Think about it. Mario Bros first came into our consciousness nearly 40 years ago, in 1983. We are into the third generation of people that have grown up with Mario and his various offspring as part of the world’s collective experience.

It is not inconceivable that a grandfather could sit down with his grandson and play Mario Cart against his son. Three generations enjoying the same video game character that they all experienced as a child.

And if Mario is the idol of our times than Nintendo has to be the company that best represents it as well.

We kind of take Nintendo and its success for granted now, but that’s a mistake. This is a company that understands the zeitgeist almost better than anyone and, as importantly, knows what it’s market is.

What’s that market? Kids and nostalgia. There will always be a market for both. And, if you operate in the imagination of children, you can tap into their nostalgia when they grow older. That’s why the enduring image of Mario is so important to them. He represents an easily identifiable image that just makes people smile.   

While Sony and Microsoft keep pushing the envelope with better and faster technology and more adult themed games, Nintendo manages to perform just as well by continuing to do what it knows. The hardcore gamer might not be a fan of the latest generation of Nintendo, the Switch, but that doesn’t matter.

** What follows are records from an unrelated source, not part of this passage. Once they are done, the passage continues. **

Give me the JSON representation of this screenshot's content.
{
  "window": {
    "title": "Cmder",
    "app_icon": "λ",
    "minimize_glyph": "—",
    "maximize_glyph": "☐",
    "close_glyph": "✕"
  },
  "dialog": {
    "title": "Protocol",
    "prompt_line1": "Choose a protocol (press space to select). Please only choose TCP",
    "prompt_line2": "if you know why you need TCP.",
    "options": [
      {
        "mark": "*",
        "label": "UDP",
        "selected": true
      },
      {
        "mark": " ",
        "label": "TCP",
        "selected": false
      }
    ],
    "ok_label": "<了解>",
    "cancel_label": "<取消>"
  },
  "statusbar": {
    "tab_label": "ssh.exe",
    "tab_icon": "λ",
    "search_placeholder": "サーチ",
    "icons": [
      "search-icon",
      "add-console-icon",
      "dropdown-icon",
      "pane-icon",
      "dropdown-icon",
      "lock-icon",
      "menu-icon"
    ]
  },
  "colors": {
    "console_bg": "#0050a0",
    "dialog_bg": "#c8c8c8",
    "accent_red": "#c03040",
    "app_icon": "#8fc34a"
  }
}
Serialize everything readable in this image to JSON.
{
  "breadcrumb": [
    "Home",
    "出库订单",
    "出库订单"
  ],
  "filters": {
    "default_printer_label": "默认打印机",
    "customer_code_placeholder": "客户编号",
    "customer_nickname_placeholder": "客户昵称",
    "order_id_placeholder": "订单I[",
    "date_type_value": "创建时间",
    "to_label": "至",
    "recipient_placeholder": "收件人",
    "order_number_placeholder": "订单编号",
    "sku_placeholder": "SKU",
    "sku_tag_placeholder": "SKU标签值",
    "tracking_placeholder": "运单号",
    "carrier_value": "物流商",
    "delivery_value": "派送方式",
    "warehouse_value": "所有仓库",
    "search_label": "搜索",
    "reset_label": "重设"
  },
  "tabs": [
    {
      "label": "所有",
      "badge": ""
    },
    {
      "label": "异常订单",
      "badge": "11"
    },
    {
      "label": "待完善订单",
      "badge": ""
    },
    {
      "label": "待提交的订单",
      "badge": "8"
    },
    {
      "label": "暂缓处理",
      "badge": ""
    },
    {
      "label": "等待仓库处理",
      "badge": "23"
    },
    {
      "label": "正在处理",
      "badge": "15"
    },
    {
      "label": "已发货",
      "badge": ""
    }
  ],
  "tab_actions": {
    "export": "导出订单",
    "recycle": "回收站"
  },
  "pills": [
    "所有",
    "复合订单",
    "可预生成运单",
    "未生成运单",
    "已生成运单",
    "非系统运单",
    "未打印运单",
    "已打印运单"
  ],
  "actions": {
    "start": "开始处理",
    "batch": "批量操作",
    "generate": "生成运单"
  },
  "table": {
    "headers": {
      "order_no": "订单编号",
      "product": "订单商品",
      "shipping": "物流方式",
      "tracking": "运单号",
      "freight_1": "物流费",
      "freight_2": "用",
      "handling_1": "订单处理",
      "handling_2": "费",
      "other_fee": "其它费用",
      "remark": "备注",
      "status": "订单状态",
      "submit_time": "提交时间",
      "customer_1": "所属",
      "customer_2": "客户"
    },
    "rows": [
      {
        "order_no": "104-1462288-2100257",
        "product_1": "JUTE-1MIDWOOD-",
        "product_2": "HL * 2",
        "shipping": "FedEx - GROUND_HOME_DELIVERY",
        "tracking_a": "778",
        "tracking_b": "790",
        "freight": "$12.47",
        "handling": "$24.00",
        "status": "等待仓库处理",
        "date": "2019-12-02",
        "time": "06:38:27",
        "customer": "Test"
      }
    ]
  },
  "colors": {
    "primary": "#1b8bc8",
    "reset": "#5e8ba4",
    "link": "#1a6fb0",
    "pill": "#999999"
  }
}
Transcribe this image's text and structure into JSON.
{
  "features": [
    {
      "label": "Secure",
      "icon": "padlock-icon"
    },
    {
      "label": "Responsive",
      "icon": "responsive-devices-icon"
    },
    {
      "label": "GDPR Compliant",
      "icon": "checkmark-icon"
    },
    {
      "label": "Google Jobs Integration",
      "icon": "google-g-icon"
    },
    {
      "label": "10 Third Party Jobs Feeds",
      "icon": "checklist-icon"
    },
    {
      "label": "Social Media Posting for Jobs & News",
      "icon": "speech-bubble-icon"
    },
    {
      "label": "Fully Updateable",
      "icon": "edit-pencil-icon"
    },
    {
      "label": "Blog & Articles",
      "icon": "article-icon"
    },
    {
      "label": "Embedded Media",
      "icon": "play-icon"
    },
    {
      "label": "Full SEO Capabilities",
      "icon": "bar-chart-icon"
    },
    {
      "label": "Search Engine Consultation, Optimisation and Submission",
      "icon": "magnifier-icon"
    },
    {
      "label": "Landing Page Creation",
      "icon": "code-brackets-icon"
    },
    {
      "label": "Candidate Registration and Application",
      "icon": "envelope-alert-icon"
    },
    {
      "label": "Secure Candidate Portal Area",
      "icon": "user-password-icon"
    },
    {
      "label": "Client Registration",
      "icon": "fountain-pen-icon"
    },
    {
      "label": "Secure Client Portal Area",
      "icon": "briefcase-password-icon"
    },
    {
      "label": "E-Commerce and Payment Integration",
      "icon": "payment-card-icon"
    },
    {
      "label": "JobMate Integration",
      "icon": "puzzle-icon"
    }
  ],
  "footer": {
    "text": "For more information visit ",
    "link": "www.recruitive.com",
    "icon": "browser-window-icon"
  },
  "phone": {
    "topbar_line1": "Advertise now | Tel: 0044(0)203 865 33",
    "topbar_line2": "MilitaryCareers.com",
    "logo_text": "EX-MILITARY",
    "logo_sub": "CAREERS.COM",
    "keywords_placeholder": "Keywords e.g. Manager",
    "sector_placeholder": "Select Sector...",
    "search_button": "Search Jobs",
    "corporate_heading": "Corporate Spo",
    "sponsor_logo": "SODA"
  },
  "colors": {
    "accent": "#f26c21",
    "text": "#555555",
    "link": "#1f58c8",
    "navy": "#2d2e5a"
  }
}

His kid brother and all his friends are, and they are driving massive sales of the platform still, nearly four years after its launch.  In 2020, Nintendo sold 28.83 million systems, in fact.

Since the Switch launch in 2017, Nintendo’s (TYO: 7974) stock has been bank too. At the Switch launch Nintendo was trading at $225.59 USD. Today it’s at $576.24.

It’s continued to go up through the pandemic and during both Sony and Microsoft’s Next Gen console launches.

That plumber moves machines.

So much so that Nintendo isn’t rushing out with it’s next generation machine. They don’t need to rush it, which suggests that when it does hit the market it will do so without some of the bugs that have occasionally derailed next gen launches.

Many observers expect that launch to happen in the fourth quarter of 2021 and, if it does, you can expect that there will be a lot of kids with Switch 2 consoles on their holiday wish lists.

Mario has been with us a long time and will be here for a long time more, it seems.